Beds

Plato talks about representation, using the image of a bed. He explains that when we talk about a bed, there are actually three beds. The first is the bed made by god. The second is the bed made by the carpenter and finally, the third bed is made by the painter. This is like a process God creates the original bed, the idea of a bed. The carpenter manufactures beds and the painter creates representations of the bed. This is a simple example used to demonstrate the point that Plato will go on to make.
The point of this illustration is that, according to Plato, the artist, or poet, only ever represents the thing that the other two have created. As it follows, the artist’s representation of the bed is at third removed from reality. If the representation is removed from reality then it cannot be an accurate picture. He thinks that art is changing reality into something it is not that the artist is basically making reality into what they want reality to be like and represent it in their form of art. This leads to making the viewer believe that the art created by that artist, is what it is in reality. 
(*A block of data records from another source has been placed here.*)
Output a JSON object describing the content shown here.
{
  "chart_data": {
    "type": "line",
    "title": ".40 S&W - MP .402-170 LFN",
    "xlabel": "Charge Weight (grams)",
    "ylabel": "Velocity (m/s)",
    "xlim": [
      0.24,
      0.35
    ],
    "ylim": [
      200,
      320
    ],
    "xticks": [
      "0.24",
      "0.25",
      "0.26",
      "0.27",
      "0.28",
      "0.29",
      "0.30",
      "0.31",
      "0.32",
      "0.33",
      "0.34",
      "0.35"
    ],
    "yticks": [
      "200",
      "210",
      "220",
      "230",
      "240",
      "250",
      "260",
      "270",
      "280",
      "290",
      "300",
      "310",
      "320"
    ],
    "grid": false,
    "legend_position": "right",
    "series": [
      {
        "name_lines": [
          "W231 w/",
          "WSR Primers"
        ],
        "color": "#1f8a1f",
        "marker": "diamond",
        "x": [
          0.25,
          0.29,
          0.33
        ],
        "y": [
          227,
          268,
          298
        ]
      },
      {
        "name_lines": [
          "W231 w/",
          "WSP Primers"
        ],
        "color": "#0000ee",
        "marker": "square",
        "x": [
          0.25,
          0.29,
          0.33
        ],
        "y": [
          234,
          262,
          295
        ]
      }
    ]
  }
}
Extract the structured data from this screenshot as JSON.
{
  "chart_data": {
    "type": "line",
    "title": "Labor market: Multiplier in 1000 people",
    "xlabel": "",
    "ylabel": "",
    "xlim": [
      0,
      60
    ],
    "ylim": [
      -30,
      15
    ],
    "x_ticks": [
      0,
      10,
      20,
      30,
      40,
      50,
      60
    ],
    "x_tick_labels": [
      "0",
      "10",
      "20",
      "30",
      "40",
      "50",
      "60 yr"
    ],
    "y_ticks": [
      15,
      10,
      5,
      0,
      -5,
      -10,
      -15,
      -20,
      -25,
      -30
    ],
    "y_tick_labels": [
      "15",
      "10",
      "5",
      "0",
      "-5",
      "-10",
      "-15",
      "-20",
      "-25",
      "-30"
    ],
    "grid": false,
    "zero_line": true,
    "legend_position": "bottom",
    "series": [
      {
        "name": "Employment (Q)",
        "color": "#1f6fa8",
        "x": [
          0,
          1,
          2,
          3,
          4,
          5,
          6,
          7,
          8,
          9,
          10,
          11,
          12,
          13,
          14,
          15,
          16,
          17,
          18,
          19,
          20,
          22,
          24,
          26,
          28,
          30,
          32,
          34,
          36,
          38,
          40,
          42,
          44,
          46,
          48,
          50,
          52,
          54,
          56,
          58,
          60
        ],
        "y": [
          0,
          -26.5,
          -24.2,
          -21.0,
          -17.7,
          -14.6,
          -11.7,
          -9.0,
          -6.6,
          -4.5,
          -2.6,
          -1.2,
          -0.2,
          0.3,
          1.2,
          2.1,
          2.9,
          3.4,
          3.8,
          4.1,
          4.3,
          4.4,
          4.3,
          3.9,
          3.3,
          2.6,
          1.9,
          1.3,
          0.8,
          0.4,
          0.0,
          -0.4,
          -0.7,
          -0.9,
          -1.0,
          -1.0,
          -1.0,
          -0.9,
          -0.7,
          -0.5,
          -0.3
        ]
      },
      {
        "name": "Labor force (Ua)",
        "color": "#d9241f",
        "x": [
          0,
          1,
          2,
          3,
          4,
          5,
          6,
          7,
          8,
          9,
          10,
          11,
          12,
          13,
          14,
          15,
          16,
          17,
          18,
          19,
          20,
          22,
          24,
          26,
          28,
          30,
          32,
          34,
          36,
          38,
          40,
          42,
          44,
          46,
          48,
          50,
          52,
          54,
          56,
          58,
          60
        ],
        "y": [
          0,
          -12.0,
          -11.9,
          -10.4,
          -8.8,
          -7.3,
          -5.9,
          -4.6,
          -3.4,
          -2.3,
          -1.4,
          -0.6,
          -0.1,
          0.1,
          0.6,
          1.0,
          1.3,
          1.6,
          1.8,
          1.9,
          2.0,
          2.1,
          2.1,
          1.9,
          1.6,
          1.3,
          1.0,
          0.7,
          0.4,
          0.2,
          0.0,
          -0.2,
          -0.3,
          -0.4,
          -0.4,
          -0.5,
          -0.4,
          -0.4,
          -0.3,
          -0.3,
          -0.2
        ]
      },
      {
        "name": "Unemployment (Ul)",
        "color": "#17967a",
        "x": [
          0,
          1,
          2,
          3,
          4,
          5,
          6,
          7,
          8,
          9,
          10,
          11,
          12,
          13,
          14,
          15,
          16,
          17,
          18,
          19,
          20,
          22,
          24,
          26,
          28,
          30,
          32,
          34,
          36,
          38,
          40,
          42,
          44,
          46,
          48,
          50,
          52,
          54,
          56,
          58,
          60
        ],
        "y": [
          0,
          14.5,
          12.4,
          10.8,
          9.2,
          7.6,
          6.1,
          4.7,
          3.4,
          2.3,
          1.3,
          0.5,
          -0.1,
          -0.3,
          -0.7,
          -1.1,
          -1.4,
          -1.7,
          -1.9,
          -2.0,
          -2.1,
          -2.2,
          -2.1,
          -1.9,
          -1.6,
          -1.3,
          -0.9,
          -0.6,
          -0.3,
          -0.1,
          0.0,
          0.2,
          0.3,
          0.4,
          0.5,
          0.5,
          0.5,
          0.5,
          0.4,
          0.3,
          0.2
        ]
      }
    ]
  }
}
I don’t agree with Plato because I believe that the art is what the painter or the spectator thinks or feels about it when they look at it. You will get a different feeling and interpretations off a painting.
 Deceptive wouldn’t be the word I would use. Because deceptive is basically saying that the painter wants you to think that his painting means one thing but it actually means another. When in fact as an individual you can have your own feelings towards a painting and feel a whole other way than what the painter felt.